Seismic Anisotropy in Salt from Theoretical Study, Modelling, and Field Experiments
Zandong Sun
In this thesis, it is first found that there are three types of anisotropic salt: chevron-crystal salt, recrystallized salt and burial-metamorphic salt. Velocity tests of many salt samples under varying pressure and temperature suggest that there is little resulting velocity change. But pure halite shows a different Vp/Vs pattern than mixtures of halite with sylvite and impure salt. Exact expressions for phase velocities in any arbitrary direction are derived for cubic symmetry. Group velocity formulae are also developed in symmetry planes. The maximum difference between the qSV and qSH velocities occurs in a direction halfway between symmetry axes.
Physical modelling experiments were undertaken on different types of salt, including a chevron-salt sphere. Pure chevron-salt and recrystallized-salt are found to exhibit shear-wave splitting. However, impure salts (salt mixed with clay, sands, etc.) show no shear-wave splitting.
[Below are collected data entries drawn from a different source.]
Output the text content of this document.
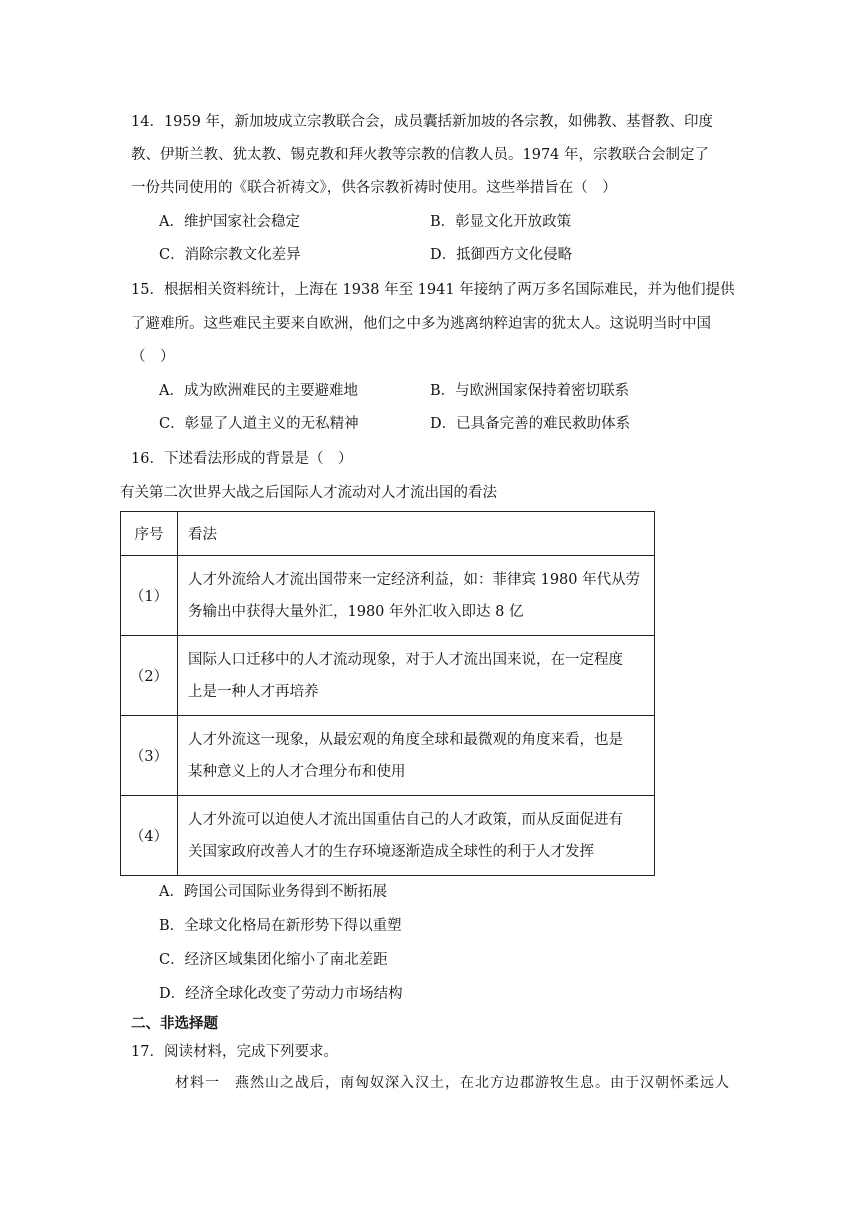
14．1959 年，新加坡成立宗教联合会，成员囊括新加坡的各宗教，如佛教、基督教、印度
教、伊斯兰教、犹太教、锡克教和拜火教等宗教的信教人员。1974 年，宗教联合会制定了
一份共同使用的《联合祈祷文》，供各宗教祈祷时使用。这些举措旨在（　）
A．维护国家社会稳定	B．彰显文化开放政策
C．消除宗教文化差异	D．抵御西方文化侵略
15．根据相关资料统计，上海在 1938 年至 1941 年接纳了两万多名国际难民，并为他们提供
了避难所。这些难民主要来自欧洲，他们之中多为逃离纳粹迫害的犹太人。这说明当时中国
（　）
A．成为欧洲难民的主要避难地	B．与欧洲国家保持着密切联系
C．彰显了人道主义的无私精神	D．已具备完善的难民救助体系
16．下述看法形成的背景是（　）
有关第二次世界大战之后国际人才流动对人才流出国的看法
序号	看法
（1）	人才外流给人才流出国带来一定经济利益，如：菲律宾 1980 年代从劳
务输出中获得大量外汇，1980 年外汇收入即达 8 亿

（2）	国际人口迁移中的人才流动现象，对于人才流出国来说，在一定程度
上是一种人才再培养

（3）	人才外流这一现象，从最宏观的角度全球和最微观的角度来看，也是
某种意义上的人才合理分布和使用

（4）	人才外流可以迫使人才流出国重估自己的人才政策，而从反面促进有
关国家政府改善人才的生存环境逐渐造成全球性的利于人才发挥
A．跨国公司国际业务得到不断拓展
B．全球文化格局在新形势下得以重塑
C．经济区域集团化缩小了南北差距
D．经济全球化改变了劳动力市场结构
二、非选择题
17．阅读材料，完成下列要求。
材料一　燕然山之战后，南匈奴深入汉土，在北方边郡游牧生息。由于汉朝怀柔远人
It is found that chevron-crystal salt exhibits cubic symmetry.
A pillar of potash ore was selected for a high-resolution seismic experiment in the Prairie Evaporite formation about 1 km underground in Saskatchewan. I observed shear-wave splitting for many of the three-component record sets acquired in this experiment and attribute it to the alignment of salt crystals in the rock in response to the stress field prevailing at the time of recrystallization.